Lustre directory locking
@dinatale2 mentioned there may be some issues with directory locking / lock thrashing. Hopefully he can provide more details.
So I'm envisioning a case where some of the mpifileutils tools that break down files into chunks may compete for at least the parent directory lock. This wouldn't be a problem if it's only a handful (say 100s of tasks) attempting to open a file, but imagine if a set of extremely large files with 1000s of ranks attempting to open a single file. That might be a lot of contention.
Not sure if it's a problem or not, but figured I'd throw this out there if it turns out to be a concern. If it is a problem, we could easily randomize the order in which a rank writes chunks potentially.
@dinatale2 @gonsie @adammoody Hmm.. I believe that was exactly the issue we were seeing with lustre in dcp1 for very large files. This (I believe should be resolved) in dcp. dcp fixed this issue by having multiple file chunks (from the same file) moved to the same process.
Or, I should say each file has a "process owner" and keeps track of where its file chunks are. @adammoody can correct me if I'm wrong.
@dsikich I'll dig thru the code when I have a few minutes to see what I can glean.
@dinatale2 great, sounds good.
@dinatale2 any idea if this was resolved?
The topic of this issue is a bit confusing. It mentions "directory locking", but then discusses thousands of ranks opening the same file? As long as they are not opening the file with O_CREAT they shouldn't cause contention. That said, there are probably diminishing returns from having so many ranks opening a single file, so there should probably be some empirical limit put on how many ranks are used to copy a single file.
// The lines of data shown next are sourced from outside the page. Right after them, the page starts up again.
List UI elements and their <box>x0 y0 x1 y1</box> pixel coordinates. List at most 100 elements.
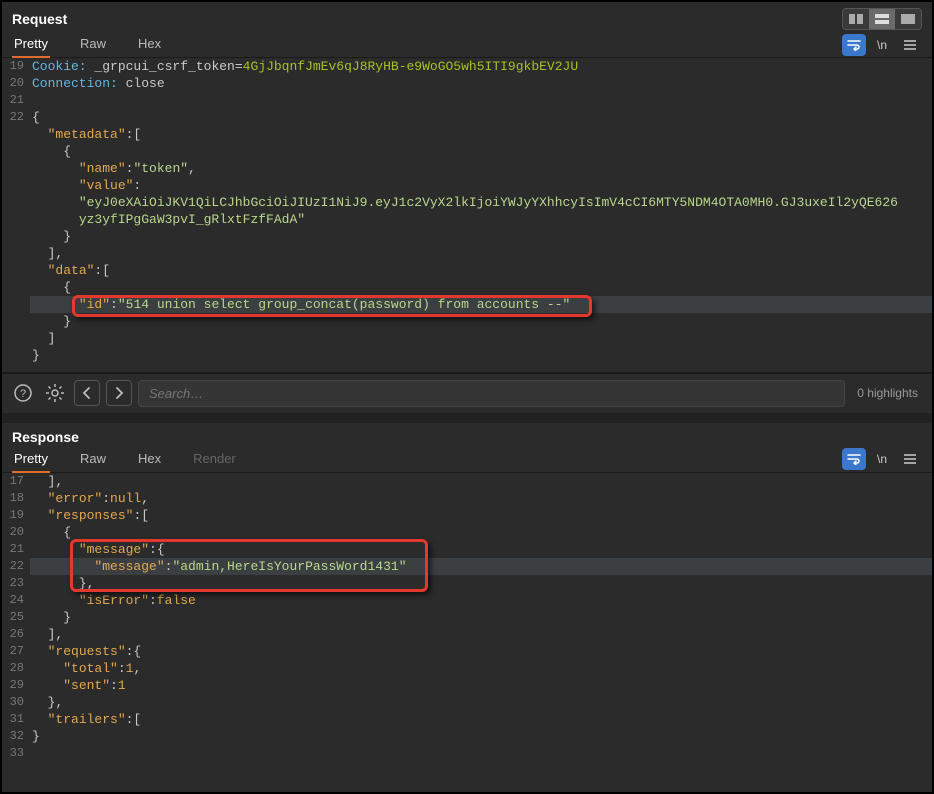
tab-pretty[interactable]: Pretty <box>12 32 62 57</box>
line-content[interactable]: ] <box>30 330 932 347</box>
line-content[interactable]: }, <box>30 575 932 592</box>
view-mode-horizontal[interactable] <box>843 9 869 29</box>
code-line: yz3yfIPgGaW3pvI_gRlxtFzfFAdA" <box>2 211 932 228</box>
line-number: 33 <box>2 745 30 762</box>
line-content[interactable]: Cookie: _grpcui_csrf_token=4GjJbqnfJmEv6… <box>30 58 932 75</box>
line-content[interactable]: { <box>30 524 932 541</box>
code-line: 29 "sent":1 <box>2 677 932 694</box>
line-content[interactable]: "name":"token", <box>30 160 932 177</box>
tab-hex[interactable]: Hex <box>136 447 175 472</box>
line-number: 20 <box>2 75 30 92</box>
back-button[interactable] <box>74 380 100 406</box>
tab-render[interactable]: Render <box>191 447 250 472</box>
code-line: 30 }, <box>2 694 932 711</box>
code-line: } <box>2 347 932 364</box>
line-number: 28 <box>2 660 30 677</box>
line-content[interactable]: } <box>30 313 932 330</box>
line-content[interactable]: "metadata":[ <box>30 126 932 143</box>
code-line: ] <box>2 330 932 347</box>
tab-raw[interactable]: Raw <box>78 32 120 57</box>
line-content[interactable]: "eyJ0eXAiOiJKV1QiLCJhbGciOiJIUzI1NiJ9.ey… <box>30 194 932 211</box>
line-content[interactable]: yz3yfIPgGaW3pvI_gRlxtFzfFAdA" <box>30 211 932 228</box>
line-content[interactable]: { <box>30 143 932 160</box>
highlight-count: 0 highlights <box>851 386 924 400</box>
line-content[interactable]: "id":"514 union select group_concat(pass… <box>30 296 932 313</box>
code-line: 28 "total":1, <box>2 660 932 677</box>
line-content[interactable]: ], <box>30 245 932 262</box>
code-line: 22 "message":"admin,HereIsYourPassWord14… <box>2 558 932 575</box>
line-content[interactable]: }, <box>30 694 932 711</box>
response-header: Response <box>2 423 932 447</box>
response-title: Response <box>12 429 79 445</box>
tab-raw[interactable]: Raw <box>78 447 120 472</box>
line-content[interactable]: "total":1, <box>30 660 932 677</box>
code-line: 21 "message":{ <box>2 541 932 558</box>
line-content[interactable]: } <box>30 228 932 245</box>
response-tabs: Pretty Raw Hex Render <box>12 447 266 472</box>
line-number: 22 <box>2 558 30 575</box>
code-line: { <box>2 143 932 160</box>
line-number: 32 <box>2 728 30 745</box>
line-number: 22 <box>2 109 30 126</box>
code-line: } <box>2 313 932 330</box>
wrap-toggle[interactable] <box>842 34 866 56</box>
code-line: { <box>2 279 932 296</box>
code-line: 31 "trailers":[ <box>2 711 932 728</box>
line-content[interactable]: } <box>30 347 932 364</box>
line-content[interactable]: "value": <box>30 177 932 194</box>
newline-toggle[interactable]: \n <box>870 34 894 56</box>
response-code-area[interactable]: 17 ],18 "error":null,19 "responses":[20 … <box>2 473 932 793</box>
menu-button[interactable] <box>898 448 922 470</box>
line-content[interactable]: "requests":{ <box>30 643 932 660</box>
line-content[interactable]: "trailers":[ <box>30 711 932 728</box>
newline-toggle[interactable]: \n <box>870 448 894 470</box>
tab-pretty[interactable]: Pretty <box>12 447 62 472</box>
tab-hex[interactable]: Hex <box>136 32 175 57</box>
code-line: 21 <box>2 92 932 109</box>
view-mode-vertical[interactable] <box>869 9 895 29</box>
request-tabs-row: Pretty Raw Hex \n <box>2 32 932 58</box>
toolbar: ? 0 highlights <box>2 373 932 413</box>
line-content[interactable]: "data":[ <box>30 262 932 279</box>
line-number: 18 <box>2 490 30 507</box>
line-number: 19 <box>2 58 30 75</box>
svg-text:?: ? <box>20 388 26 400</box>
help-button[interactable]: ? <box>10 380 36 406</box>
request-right-controls: \n <box>842 34 922 56</box>
line-content[interactable]: } <box>30 728 932 745</box>
response-tabs-row: Pretty Raw Hex Render \n <box>2 447 932 473</box>
line-content[interactable]: "isError":false <box>30 592 932 609</box>
line-number: 30 <box>2 694 30 711</box>
wrap-toggle[interactable] <box>842 448 866 470</box>
line-content[interactable]: { <box>30 109 932 126</box>
line-content[interactable]: "responses":[ <box>30 507 932 524</box>
line-content[interactable]: "message":"admin,HereIsYourPassWord1431" <box>30 558 932 575</box>
forward-button[interactable] <box>106 380 132 406</box>
code-line: "id":"514 union select group_concat(pass… <box>2 296 932 313</box>
code-line: ], <box>2 245 932 262</box>
code-line: 23 }, <box>2 575 932 592</box>
panel-gap[interactable] <box>2 413 932 423</box>
line-content[interactable]: "message":{ <box>30 541 932 558</box>
line-content[interactable]: } <box>30 609 932 626</box>
line-number: 17 <box>2 473 30 490</box>
request-code-area[interactable]: 19Cookie: _grpcui_csrf_token=4GjJbqnfJmE… <box>2 58 932 372</box>
line-number: 21 <box>2 541 30 558</box>
line-number: 31 <box>2 711 30 728</box>
code-line: 26 ], <box>2 626 932 643</box>
code-line: "eyJ0eXAiOiJKV1QiLCJhbGciOiJIUzI1NiJ9.ey… <box>2 194 932 211</box>
line-content[interactable]: ], <box>30 626 932 643</box>
line-content[interactable]: "error":null, <box>30 490 932 507</box>
line-number: 24 <box>2 592 30 609</box>
code-line: 22{ <box>2 109 932 126</box>
line-content[interactable]: ], <box>30 473 932 490</box>
line-content[interactable]: { <box>30 279 932 296</box>
line-content[interactable]: "sent":1 <box>30 677 932 694</box>
search-input[interactable] <box>138 380 845 407</box>
view-mode-single[interactable] <box>895 9 921 29</box>
line-number: 29 <box>2 677 30 694</box>
settings-button[interactable] <box>42 380 68 406</box>
menu-button[interactable] <box>898 34 922 56</box>
line-content[interactable]: Connection: close <box>30 75 932 92</box>
line-number: 21 <box>2 92 30 109</box>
That said, there is a potential issue with directory locking that isn't mentioned here. With rm -r style workloads, there can be thrashing of the directory locking when clients do small readdir() requests and then unlink() (which causes the directory to be updated by the MDS and revoke the directory lock). If drm doesn't already do so, it should do the full readdir() operation first to get all of the filenames (if possible, or at least as many as possible for the number of clients), and then do unlink() as a separate step.
Thanks for the input @adilger ! drm now supports two modes.
The default behavior is that drm will readdir all entries to get the full list of files and then start to unlink. It sounds like this mode is the preferred mode given what you say here. Actually in this case, it calls mfu_flist_walk() to build the full list of files over the entire directory tree and then it calls mfu_flist_unlink() to delete everything.
By the way, the mfu_flist_unlink() function has something like 6 different implementations that we tried. We settled on a particular version and commented the rest out. If some file systems do better with different unlink schemes, it's nice to have the other versions handy. If you have insight here, that'd be useful.
In v0.9, we just added a second mode that delete files during the walk, which is enabled when using --aggressive. We added this to help with users who were deleting so many files that the full list could not fit into memory. This second mode calls unlink() immediately after readdir(), but that sounds like it will not be efficient on Lustre.
It probably makes sense to have a bit of a hybrid. Going from "load everything into memory" to "unlink each file" is pretty drastic. Reading at least a whole directory at a time into memory should always be possible these days (even a 1B file directory would be around 256GB of RAM), to avoid the most lock contention. Probably best would be "prefetch a large number of entries into client(s) RAM, then distribute and do depth-first unlink, repeat as necessary", ideally with incremental buffer refill.